So far as we have been able to determine, this is the first reported case of a claimed violation of section 2 as a result of alleged employee raiding or predatory hiring. The conventional allegations of predatory conduct relate to pricing or refusals to deal. See L. Sullivan, Handbook of the Law of Antitrust 112 (1977); see, e.g., Image Technical Services, Inc. v. Eastman Kodak Co., 903 F.2d 612 (9th Cir. 1990) (refusal to deal); William Inglis v. ITT Continental Baking Co., 668 F.2d 1014 (9th Cir. 1981) (predatory pricing). We agree with the district court that the allegations of predatory hiring stated a claim capable of surviving a motion to dismiss pursuant to Federal Rule of Civil Procedure 12(b)(6), see III P. Areeda D. Turner, Antitrust Law ¶¶ 702(a)-702(c) at 108-110 (1978), and that the case therefore turned on whether there were any genuine issues of material fact concerning UAI's allegations that the hirings were predatory. The most helpful and comprehensive discussion of the concept of predatory hiring is in Areeda and Turner, supra. Unlawful predatory hiring occurs when talent is acquired not for purposes of using that talent but for purposes of denying it to a competitor. Such cases can be proved by showing the hiring was made with such predatory intent, i.e. to harm the competition without helping the monopolist, or by showing a clear nonuse in fact. Absent either of those circumstances, according to Professors Areeda and Turner, employment should not be held exclusionary.

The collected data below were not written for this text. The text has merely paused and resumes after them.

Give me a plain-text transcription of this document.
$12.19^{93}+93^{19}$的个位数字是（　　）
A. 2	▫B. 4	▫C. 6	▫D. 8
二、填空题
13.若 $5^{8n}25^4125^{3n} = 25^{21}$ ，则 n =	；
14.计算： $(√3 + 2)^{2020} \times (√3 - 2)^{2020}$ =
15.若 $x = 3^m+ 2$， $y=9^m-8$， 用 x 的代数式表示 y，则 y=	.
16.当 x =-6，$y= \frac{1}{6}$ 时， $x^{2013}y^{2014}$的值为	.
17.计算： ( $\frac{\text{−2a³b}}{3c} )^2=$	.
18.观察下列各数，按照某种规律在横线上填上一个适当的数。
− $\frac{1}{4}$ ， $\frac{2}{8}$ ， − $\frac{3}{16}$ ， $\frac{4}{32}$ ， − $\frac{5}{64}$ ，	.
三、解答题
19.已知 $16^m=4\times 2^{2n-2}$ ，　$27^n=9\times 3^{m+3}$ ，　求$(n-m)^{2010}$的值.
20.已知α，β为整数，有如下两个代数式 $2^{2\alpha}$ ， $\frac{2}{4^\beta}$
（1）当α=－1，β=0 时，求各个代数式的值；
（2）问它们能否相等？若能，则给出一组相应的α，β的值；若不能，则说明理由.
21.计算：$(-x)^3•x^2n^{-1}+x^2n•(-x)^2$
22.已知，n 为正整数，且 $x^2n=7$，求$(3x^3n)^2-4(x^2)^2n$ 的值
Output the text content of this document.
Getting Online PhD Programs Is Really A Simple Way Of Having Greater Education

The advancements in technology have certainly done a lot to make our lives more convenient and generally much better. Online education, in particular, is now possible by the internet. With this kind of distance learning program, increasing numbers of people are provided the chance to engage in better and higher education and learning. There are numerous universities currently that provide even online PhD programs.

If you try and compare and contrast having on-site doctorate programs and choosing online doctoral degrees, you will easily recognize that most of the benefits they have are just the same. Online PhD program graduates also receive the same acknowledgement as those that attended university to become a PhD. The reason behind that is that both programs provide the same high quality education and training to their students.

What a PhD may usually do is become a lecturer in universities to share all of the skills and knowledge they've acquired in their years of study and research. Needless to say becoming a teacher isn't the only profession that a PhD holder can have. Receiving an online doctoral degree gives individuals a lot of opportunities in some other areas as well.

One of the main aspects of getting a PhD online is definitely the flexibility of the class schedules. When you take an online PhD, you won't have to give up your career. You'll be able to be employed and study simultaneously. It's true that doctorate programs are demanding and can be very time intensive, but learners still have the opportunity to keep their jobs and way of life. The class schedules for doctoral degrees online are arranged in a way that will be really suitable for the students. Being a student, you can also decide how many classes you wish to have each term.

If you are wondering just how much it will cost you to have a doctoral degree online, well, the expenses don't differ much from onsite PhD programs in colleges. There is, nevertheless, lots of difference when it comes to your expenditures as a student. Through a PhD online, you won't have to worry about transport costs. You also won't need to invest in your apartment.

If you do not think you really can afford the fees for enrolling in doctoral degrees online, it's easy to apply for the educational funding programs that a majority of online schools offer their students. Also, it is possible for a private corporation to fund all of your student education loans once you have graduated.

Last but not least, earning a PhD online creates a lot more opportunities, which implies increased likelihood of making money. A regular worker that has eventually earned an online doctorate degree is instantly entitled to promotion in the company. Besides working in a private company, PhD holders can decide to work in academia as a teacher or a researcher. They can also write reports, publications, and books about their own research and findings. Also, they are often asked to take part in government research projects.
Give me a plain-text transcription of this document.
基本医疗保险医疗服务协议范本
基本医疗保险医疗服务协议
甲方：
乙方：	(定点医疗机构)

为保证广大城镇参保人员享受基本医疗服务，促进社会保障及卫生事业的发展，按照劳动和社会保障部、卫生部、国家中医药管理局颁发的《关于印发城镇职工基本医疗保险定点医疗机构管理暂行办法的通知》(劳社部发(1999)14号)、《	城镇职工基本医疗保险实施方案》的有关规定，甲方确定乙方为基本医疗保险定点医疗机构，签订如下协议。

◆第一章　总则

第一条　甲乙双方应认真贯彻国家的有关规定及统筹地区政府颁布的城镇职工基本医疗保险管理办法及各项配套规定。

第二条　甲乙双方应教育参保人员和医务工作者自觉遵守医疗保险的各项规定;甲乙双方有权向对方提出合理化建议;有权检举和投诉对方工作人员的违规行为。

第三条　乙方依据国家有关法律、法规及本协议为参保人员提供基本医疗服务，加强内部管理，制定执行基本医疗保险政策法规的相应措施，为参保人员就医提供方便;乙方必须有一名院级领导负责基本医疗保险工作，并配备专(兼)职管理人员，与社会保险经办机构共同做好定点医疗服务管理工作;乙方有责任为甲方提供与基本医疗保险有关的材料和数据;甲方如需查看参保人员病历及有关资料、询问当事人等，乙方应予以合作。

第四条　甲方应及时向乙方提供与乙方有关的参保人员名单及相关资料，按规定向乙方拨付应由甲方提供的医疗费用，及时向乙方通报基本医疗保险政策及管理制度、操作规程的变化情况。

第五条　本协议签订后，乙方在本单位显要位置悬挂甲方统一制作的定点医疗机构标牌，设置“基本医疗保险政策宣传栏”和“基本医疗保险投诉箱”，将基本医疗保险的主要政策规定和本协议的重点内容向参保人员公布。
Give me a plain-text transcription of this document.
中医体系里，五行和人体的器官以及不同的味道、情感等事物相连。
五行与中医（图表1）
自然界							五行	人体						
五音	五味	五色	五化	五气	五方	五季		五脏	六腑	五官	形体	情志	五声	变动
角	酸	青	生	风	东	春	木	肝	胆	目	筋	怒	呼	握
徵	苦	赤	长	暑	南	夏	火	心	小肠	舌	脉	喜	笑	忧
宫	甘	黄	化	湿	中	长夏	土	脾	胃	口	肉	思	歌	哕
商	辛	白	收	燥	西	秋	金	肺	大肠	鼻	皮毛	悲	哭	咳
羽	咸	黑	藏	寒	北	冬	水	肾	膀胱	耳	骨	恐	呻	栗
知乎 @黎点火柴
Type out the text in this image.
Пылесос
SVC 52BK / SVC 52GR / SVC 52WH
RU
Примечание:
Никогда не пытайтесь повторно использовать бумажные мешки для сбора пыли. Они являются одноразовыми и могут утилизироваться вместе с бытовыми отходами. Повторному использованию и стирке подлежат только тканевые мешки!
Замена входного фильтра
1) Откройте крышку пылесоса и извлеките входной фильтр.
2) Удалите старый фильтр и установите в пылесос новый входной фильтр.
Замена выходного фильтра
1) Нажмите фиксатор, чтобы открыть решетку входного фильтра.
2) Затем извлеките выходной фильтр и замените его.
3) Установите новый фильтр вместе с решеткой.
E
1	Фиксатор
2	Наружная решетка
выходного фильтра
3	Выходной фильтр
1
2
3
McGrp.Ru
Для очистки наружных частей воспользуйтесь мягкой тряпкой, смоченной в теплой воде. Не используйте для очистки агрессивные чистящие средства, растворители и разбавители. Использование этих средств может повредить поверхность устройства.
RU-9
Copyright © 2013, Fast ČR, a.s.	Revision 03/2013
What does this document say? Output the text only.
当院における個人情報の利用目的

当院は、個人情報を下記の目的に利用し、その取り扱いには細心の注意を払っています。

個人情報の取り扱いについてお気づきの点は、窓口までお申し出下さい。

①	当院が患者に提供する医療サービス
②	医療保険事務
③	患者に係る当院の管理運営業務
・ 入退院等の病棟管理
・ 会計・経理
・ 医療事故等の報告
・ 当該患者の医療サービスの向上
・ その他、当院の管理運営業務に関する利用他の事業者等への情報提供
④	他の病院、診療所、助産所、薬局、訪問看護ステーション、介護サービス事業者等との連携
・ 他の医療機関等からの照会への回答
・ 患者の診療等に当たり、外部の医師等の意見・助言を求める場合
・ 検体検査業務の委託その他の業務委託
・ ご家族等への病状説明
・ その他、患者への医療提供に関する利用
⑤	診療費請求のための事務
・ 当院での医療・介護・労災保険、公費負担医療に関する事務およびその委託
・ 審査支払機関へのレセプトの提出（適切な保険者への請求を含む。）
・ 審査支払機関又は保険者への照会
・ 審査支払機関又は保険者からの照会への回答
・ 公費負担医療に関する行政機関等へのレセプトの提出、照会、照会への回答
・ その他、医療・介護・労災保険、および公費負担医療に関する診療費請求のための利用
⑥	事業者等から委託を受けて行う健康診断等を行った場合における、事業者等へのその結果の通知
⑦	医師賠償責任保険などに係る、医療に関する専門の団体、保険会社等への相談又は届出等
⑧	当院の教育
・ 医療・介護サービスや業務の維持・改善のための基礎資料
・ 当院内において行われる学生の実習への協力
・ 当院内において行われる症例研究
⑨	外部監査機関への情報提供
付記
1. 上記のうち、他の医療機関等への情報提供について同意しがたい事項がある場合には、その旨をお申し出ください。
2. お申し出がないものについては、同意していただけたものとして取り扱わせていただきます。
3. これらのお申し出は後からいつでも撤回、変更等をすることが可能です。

UAI might also have succeeded had it been able to demonstrate that MSC intended to pay the UAI programmers more than MSC could reasonably expect as a return from their work.
Acquiring talent not to use it but to deny it to possible rivals is exclusionary. Such an arrangement has the same harmful tendency and the same lack of redeeming virtue as the promise by a non-employee that he will not compete with the monopolist. But unlike the latter agreement whose existence or nonexistence is a rather clear-cut question, exclusionary employment would be hard to identify. A monopolist would probably use important talent once acquired. And the court should not try to judge whether the acquired talent was used more effectively than readily available alternative personnel. Nor should it try to do so when the defendant pursues a hard-to-match, if not unmatchable, program of recruiting, say, young researchers in his field. In the absence, therefore, of the monopolist's proved subjective intent to hire talent preclusively or of clear non-use in fact, employment should not be held exclusionary.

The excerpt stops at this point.